The Frontline Workers Public Holiday should not be linked with religion

Atheist Ireland has sent the following letter to the Taoiseach and members of the Cabinet.

The purpose of the new public holiday is to mark the efforts of frontline workers during the Covid pandemic. The most obvious way to do that is to call it the Frontline Workers Public Holiday, or the February (or November) Bank Holiday dedicated to the frontline workers during Covid.

Alongside this, some people are proposing that the public holiday should be dedicated to Saint Brigid. There is absolutely no need, and indeed it is a distraction, to add religion into this scenario. When the healthcare workers were protecting us from Covid, nobody was applauding Saint Brigid.

Saint Brigid has a very different symbolism, which is religious evangelisation. She supposedly wove a Christian cross out of rushes to convert a pagan chieftain into Christianity as he was dying. That is exactly the wrong message to convey about the multi-cultural Ireland of today.

Some people are suggesting that Saint Brigid would balance the public holiday named after the male Saint Patrick. That is a separate issue from the Frontline Workers Public Holiday. If you want to have a public holiday dedicated to Irish women, then you should do that separately and not entangle it with religion.

Even treating it as a separate issue, adding a new saint would not balance an existing saint. It would just reinforce the divisive and anachronistic idea that we all identify with mythological saints that are already over-represented on our calendar.

On that separate issue, a better balance to a male saint would be a women scientist. Here are two examples:

  • Physician Dorothy Stopford Price (1890-1954) from Dublin was central to the elimination of childhood Tuberculosis in Ireland.
  • Chemist Kathleen Lonsdale (1903-1971) from Kildare was the first woman president of the International Union of Crystallography.

Kathleen Lonsdale was born on 28 January, and Dorothy Stopford Price died on 30 January, so a public holiday dedicated to either or both of them could fall midway between New Year’s Day and Saint Patrick’s Day.

Dorothy Stopford Price

Physician Dorothy Stopford Price (1890-1954) from Dublin was central to the elimination of childhood Tuberculosis in Ireland. She studied social science while working with the Charitable Organisation Society before studying medicine at Trinity College Dublin. She tended to injured combatants in the War of Independence and the Civil War, and joined Cumann na mBan where she gave lectures on first aid.

She then worked as a house surgeon at St Ultan’s hospital in Dublin where she came into contact with mostly poor families suffering from Tuberculosis. She worked on TB testing and was a pioneer of the BCG vaccine that was central to eliminating TB from Ireland. She tried to set up an Irish Anti-Tuberculosis League in defiance of Archbishop John Charles McQuaid.

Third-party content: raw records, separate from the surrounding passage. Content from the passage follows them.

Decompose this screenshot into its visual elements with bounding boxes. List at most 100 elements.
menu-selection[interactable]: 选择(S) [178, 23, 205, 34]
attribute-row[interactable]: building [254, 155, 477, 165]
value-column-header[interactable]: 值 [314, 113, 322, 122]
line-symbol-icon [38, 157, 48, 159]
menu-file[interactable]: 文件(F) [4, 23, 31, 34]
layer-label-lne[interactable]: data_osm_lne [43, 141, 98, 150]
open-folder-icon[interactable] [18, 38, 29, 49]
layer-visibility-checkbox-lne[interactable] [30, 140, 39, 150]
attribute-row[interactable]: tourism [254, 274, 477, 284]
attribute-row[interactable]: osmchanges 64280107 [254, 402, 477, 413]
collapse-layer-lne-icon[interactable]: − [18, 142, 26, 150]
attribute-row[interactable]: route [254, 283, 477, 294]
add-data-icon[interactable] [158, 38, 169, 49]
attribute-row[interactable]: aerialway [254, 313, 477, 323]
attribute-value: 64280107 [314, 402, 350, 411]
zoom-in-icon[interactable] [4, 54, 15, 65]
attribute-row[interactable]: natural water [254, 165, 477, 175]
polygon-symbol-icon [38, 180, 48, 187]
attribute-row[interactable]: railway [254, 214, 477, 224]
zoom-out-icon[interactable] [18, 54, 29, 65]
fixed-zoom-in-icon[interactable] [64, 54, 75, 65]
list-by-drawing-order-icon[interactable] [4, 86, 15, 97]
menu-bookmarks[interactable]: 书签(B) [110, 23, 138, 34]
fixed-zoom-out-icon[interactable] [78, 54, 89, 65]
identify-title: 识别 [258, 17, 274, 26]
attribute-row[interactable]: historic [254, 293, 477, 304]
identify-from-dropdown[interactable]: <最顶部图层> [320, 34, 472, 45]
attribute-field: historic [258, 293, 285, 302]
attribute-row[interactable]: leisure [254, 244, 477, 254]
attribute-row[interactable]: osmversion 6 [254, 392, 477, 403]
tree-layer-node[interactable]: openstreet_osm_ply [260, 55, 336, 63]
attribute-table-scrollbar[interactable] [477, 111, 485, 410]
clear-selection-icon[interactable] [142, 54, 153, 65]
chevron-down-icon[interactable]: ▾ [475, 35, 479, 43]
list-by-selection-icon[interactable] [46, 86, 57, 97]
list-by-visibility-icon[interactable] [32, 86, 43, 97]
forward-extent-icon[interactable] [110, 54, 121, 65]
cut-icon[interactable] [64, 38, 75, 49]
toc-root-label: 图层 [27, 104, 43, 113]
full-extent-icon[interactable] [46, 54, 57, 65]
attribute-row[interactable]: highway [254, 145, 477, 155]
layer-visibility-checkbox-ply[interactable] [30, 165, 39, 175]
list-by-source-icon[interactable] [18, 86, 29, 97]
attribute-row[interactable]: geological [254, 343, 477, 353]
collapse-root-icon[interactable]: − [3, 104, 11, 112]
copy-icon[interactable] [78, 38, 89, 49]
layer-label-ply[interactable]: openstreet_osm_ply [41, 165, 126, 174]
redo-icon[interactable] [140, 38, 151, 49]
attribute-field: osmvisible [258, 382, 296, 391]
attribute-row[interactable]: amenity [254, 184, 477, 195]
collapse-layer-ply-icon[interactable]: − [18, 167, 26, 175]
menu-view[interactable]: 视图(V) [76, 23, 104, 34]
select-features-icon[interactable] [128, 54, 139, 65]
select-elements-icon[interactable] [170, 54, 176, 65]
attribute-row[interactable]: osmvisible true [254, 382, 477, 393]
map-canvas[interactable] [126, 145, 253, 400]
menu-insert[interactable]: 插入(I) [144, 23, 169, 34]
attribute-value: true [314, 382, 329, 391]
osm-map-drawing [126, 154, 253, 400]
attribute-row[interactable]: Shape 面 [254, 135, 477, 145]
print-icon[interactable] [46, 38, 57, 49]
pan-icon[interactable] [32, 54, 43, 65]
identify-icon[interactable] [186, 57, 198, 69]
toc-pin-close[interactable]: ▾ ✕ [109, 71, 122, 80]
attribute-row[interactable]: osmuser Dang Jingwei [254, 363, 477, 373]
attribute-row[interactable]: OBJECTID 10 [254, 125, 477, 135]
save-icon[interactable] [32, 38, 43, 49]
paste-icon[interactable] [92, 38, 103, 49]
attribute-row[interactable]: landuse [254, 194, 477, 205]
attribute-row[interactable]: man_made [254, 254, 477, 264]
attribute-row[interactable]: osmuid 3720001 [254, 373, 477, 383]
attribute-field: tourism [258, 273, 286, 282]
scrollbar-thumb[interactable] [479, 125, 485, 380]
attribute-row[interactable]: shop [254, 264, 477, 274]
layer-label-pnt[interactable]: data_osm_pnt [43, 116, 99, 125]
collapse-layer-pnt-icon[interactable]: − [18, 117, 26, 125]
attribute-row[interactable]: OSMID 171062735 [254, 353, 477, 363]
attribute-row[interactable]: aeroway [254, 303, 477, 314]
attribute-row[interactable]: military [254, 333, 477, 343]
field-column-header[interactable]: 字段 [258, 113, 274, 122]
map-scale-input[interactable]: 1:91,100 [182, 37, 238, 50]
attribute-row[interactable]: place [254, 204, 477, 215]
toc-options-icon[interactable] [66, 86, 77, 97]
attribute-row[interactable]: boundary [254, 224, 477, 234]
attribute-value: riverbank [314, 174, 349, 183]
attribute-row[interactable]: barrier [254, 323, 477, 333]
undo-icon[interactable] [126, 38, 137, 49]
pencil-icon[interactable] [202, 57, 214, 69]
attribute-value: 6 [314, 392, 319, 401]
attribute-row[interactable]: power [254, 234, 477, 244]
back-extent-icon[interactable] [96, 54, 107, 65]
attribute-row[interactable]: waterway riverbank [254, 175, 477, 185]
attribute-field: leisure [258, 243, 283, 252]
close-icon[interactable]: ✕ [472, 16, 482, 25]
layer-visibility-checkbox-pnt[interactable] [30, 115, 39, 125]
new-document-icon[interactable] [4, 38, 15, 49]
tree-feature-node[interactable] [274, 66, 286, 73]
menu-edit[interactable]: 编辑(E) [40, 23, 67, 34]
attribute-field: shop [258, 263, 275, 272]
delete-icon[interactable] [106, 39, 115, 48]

She was made head of the National Vaccination Programme in 1949, but had a stroke a year later and died in 1954. Her professional archives are in the library of Trinity College Dublin.

Kathleen Lonsdale

Chemist Kathleen Lonsdale (1903-1971) from Kildare was an Irish emigrant, scientist, pacifist, prisoner of conscience, prison reformer, author, and symbol of the closeness of the peoples of Ireland and Britain. She was born in Kildare, and her mother soon moved with to London with her children to escape a failed marriage.

As a scientist, Kathleen proved that the benzene ring is flat by using X-ray diffraction. She was the first woman tenured professor at University College London, and the first woman president of the International Union of Crystallography and the British Association for the Advancement of Science.

During the Second World War, she sheltered refugees, and spent a month in jail for refusing to register for civil defence duties. This led her to campaign for humane prison reform. She was also a pacifist anti-nuclear campaigner and author.

A plaque was erected on her family home in Newbridge in 2003, a hundred years after her birth. There are university buildings named after her in London, Limerick, and Dublin. NUI Maynooth awards a student prize named after her. Lonsdaleite, a rare form of diamond found in meteorites, was named in her honour.

Conclusion

The purpose of the new public holiday is to mark the efforts of frontline workers during the Covid pandemic. The most obvious way to do that is to call it the Frontline Workers Public Holiday, or the February (or November) Bank Holiday dedicated to the frontline workers during Covid.

If you want to have a public holiday dedicated to Irish women, then you should do that separately and not entangle it with religion. Even treating it as a separate issue, adding a new saint would not balance an existing saint. A better balance to a male saint would be a women scientist, such as Dorothy Stopford Price or Kathleen Lonsdale.

You could look at this separate idea after you establish the Frontline Workers Public Holiday.